The greatest effects of ice therapy have been proven using an intermittent short routine within the acute phase of injury (first 48-72 hours following injury). This protocol is proven to be more effective than one 20-minute application in lowering tissue temperature and pain management.
The effects of ice therapy are reported to diminish after 15 minutes of application due to the body adapting to the cold and responding by vasodilating (widening) blood vessels thus a return of normal tissue metabolism.
The intermittent routine is most effective when repeated every 2 hours or less, showing an enhanced analgesic effect and reduced the risk of adverse reactions such as burns and nerve damage when compared to a 20-minute procedure.The routine used at the clinic is applying an ice pack or frozen peas in the lumbar/pelvis area for 2 min while walking. Hold it with a belt or whatever you find comfortable.
Rest 5-10 min without the ice pack and repeat 5-6 times.More simply, cryotherapy (ice therapy) aims to reduce pain which can restore, maintain or better function of injured or damaged pathological tissue. The problem with cryotherapy is there is a distinct lack of clarity and evidence regarding its best use.
Ice therapy techniques reduce blood flow to an injured area, therefore minimising oedema (swelling), slowing haematoma development, and controlling cellular hypoxia (lack of oxygen) and secondary metabolic injury.
Whilst icing slowed oedema formation, it doesn’t reduce oedema that is already present.
Spinal nerve impingement from lumbar disc herniations can be managed with icing techniques to reduce swelling and inflammation around the irritated or compressed nerve which may be causing pain and discomfort.
The assumption is that the benefits of ice therapy such as cold-water immersion will reduce inflammation in skeletal muscle. Little is known whether these treatments influence inflammation and cellular stress in musculoskeletal tissue after exercise.
Key points: Ice Therapy
*There is much anecdotal research on the proposed benefits of cryotherapy and Thermotherapy, but little scientific evidence on uses as a recovery method.

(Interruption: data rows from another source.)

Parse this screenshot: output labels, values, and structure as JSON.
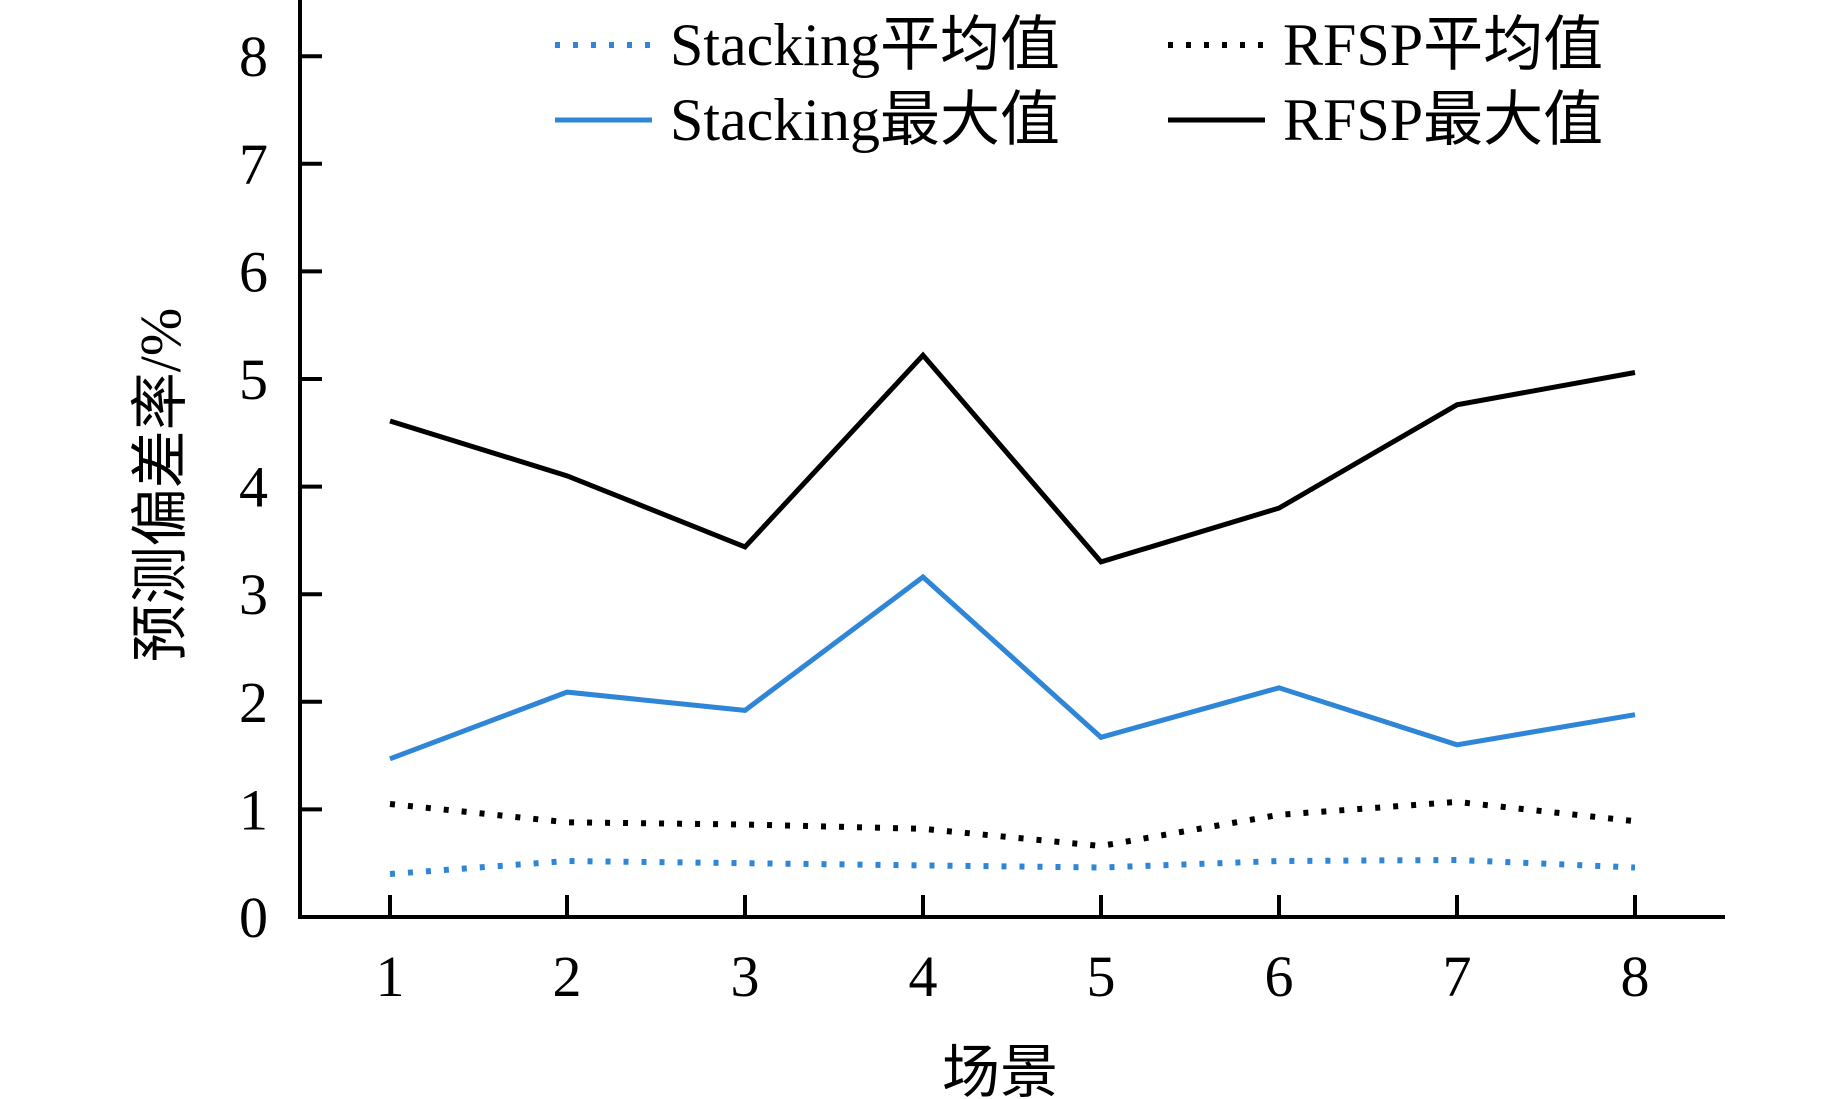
{
  "chart_data": {
    "type": "line",
    "title": "",
    "xlabel": "场景",
    "ylabel": "预测偏差率/%",
    "x": [
      "1",
      "2",
      "3",
      "4",
      "5",
      "6",
      "7",
      "8"
    ],
    "yticks": [
      "0",
      "1",
      "2",
      "3",
      "4",
      "5",
      "6",
      "7",
      "8"
    ],
    "ylim": [
      0,
      8.3
    ],
    "grid": false,
    "legend_position": "top-right",
    "series": [
      {
        "name": "Stacking平均值",
        "color": "#2f86d6",
        "style": "dotted",
        "values": [
          0.4,
          0.52,
          0.5,
          0.48,
          0.46,
          0.52,
          0.53,
          0.46
        ]
      },
      {
        "name": "RFSP平均值",
        "color": "#000000",
        "style": "dotted",
        "values": [
          1.05,
          0.88,
          0.86,
          0.82,
          0.66,
          0.95,
          1.07,
          0.89
        ]
      },
      {
        "name": "Stacking最大值",
        "color": "#2f86d6",
        "style": "solid",
        "values": [
          1.47,
          2.09,
          1.92,
          3.16,
          1.67,
          2.13,
          1.6,
          1.88
        ]
      },
      {
        "name": "RFSP最大值",
        "color": "#000000",
        "style": "solid",
        "values": [
          4.61,
          4.1,
          3.44,
          5.22,
          3.3,
          3.8,
          4.76,
          5.06
        ]
      }
    ]
  }
}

*Ice Therapy is effective as an analgesic (pain management) tool on localised tissue, especially with acute musculoskeletal injuries within the first 48-72 hours.
*It inhibits muscular strength and performance therefore should be conducted after training or competition.

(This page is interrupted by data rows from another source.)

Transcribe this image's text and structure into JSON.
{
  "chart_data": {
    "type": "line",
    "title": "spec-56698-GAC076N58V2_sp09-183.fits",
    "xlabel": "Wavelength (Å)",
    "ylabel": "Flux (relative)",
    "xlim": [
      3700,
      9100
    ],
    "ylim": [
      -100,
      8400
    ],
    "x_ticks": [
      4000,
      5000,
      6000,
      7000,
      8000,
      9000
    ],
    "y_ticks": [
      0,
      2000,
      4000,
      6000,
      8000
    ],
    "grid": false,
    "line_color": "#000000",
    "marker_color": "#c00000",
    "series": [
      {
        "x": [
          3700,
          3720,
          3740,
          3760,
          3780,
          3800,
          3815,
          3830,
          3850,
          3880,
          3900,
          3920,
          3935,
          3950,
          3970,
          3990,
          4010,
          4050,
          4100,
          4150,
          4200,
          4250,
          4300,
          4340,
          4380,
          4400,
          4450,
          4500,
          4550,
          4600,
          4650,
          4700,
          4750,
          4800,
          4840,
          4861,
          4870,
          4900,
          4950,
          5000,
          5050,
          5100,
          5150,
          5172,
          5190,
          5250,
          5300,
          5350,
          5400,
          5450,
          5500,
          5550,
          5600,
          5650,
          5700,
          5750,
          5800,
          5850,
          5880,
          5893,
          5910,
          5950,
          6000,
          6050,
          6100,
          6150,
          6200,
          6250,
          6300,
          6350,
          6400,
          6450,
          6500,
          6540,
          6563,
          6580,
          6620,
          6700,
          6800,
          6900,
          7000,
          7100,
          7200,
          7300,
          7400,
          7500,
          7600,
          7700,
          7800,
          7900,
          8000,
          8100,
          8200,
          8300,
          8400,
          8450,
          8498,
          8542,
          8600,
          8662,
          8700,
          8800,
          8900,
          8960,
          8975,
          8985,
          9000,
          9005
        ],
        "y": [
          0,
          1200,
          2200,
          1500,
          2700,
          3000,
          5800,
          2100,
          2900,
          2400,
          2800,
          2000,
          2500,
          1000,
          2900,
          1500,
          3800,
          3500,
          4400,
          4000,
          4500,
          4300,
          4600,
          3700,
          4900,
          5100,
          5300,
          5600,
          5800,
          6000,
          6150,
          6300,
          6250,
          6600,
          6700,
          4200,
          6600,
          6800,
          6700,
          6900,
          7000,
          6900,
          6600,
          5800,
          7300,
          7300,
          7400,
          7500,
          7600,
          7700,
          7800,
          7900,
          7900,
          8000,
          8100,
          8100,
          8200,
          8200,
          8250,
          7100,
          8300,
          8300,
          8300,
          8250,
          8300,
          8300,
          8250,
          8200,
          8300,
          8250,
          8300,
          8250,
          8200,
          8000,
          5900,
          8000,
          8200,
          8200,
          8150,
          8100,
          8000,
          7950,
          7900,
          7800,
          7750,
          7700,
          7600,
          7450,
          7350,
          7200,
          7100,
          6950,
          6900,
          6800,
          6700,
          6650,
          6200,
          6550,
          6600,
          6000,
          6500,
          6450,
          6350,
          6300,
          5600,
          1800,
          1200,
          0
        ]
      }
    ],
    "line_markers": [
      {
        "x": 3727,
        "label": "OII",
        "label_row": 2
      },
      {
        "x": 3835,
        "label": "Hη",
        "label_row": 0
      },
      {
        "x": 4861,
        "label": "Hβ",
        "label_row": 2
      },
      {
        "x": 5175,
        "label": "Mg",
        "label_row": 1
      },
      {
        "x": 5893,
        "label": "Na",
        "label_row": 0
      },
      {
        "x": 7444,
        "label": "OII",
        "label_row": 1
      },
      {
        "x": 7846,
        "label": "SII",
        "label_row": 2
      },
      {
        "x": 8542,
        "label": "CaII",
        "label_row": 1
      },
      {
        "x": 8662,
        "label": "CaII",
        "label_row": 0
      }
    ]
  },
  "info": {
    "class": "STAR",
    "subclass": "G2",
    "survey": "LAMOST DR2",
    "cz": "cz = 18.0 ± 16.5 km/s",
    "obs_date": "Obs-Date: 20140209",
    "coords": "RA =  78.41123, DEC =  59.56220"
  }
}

*Combination with exercise therapy resulted in a greater restoration of muscular strength and reduction of muscle soreness.
*The 2 (to 10) minutes protocol has proven to be the most effective cryotherapy protocol.

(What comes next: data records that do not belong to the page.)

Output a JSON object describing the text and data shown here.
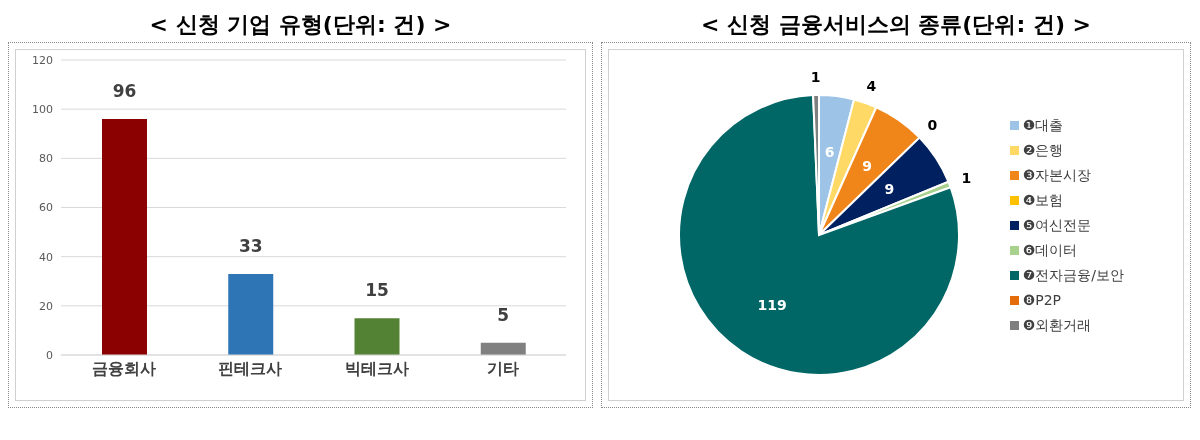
{
  "chart_data": [
    {
      "type": "bar",
      "title": "< 신청 기업 유형(단위: 건) >",
      "categories": [
        "금융회사",
        "핀테크사",
        "빅테크사",
        "기타"
      ],
      "values": [
        96,
        33,
        15,
        5
      ],
      "colors": [
        "#8b0000",
        "#2e75b6",
        "#548235",
        "#808080"
      ],
      "ylim": [
        0,
        120
      ],
      "yticks": [
        0,
        20,
        40,
        60,
        80,
        100,
        120
      ],
      "grid": "y",
      "data_labels": true
    },
    {
      "type": "pie",
      "title": "< 신청 금융서비스의 종류(단위: 건) >",
      "categories": [
        "❶대출",
        "❷은행",
        "❸자본시장",
        "❹보험",
        "❺여신전문",
        "❻데이터",
        "❼전자금융/보안",
        "❽P2P",
        "❾외환거래"
      ],
      "values": [
        6,
        4,
        9,
        0,
        9,
        1,
        119,
        0,
        1
      ],
      "value_labels": [
        "6",
        "4",
        "9",
        "0",
        "9",
        "1",
        "119",
        null,
        "1"
      ],
      "colors": [
        "#9dc3e6",
        "#ffd966",
        "#f0861a",
        "#ffc000",
        "#002060",
        "#a9d18e",
        "#006666",
        "#e46c0a",
        "#7f7f7f"
      ],
      "legend": "right"
    }
  ]
}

*Should not be applied within the first 48-72 hours of an injury.
*Has pain reducing effects for sub-acute and chronic pain.
*Applied with exercise rehabilitation proved significant with pain relief and function is effective in increasing joint range of motion and decreasing joint stiffness may hasten the healing process of damaged cells.
*10-20 minute applications of 40-45°C thermotherapy is the most effective form of thermotherapy.
So in conclusion ice always first if you have injured yourself or after activity, then the heat comes on if you want to use it. I would always recommend using ice as the last modality just to reduce the inflammation further.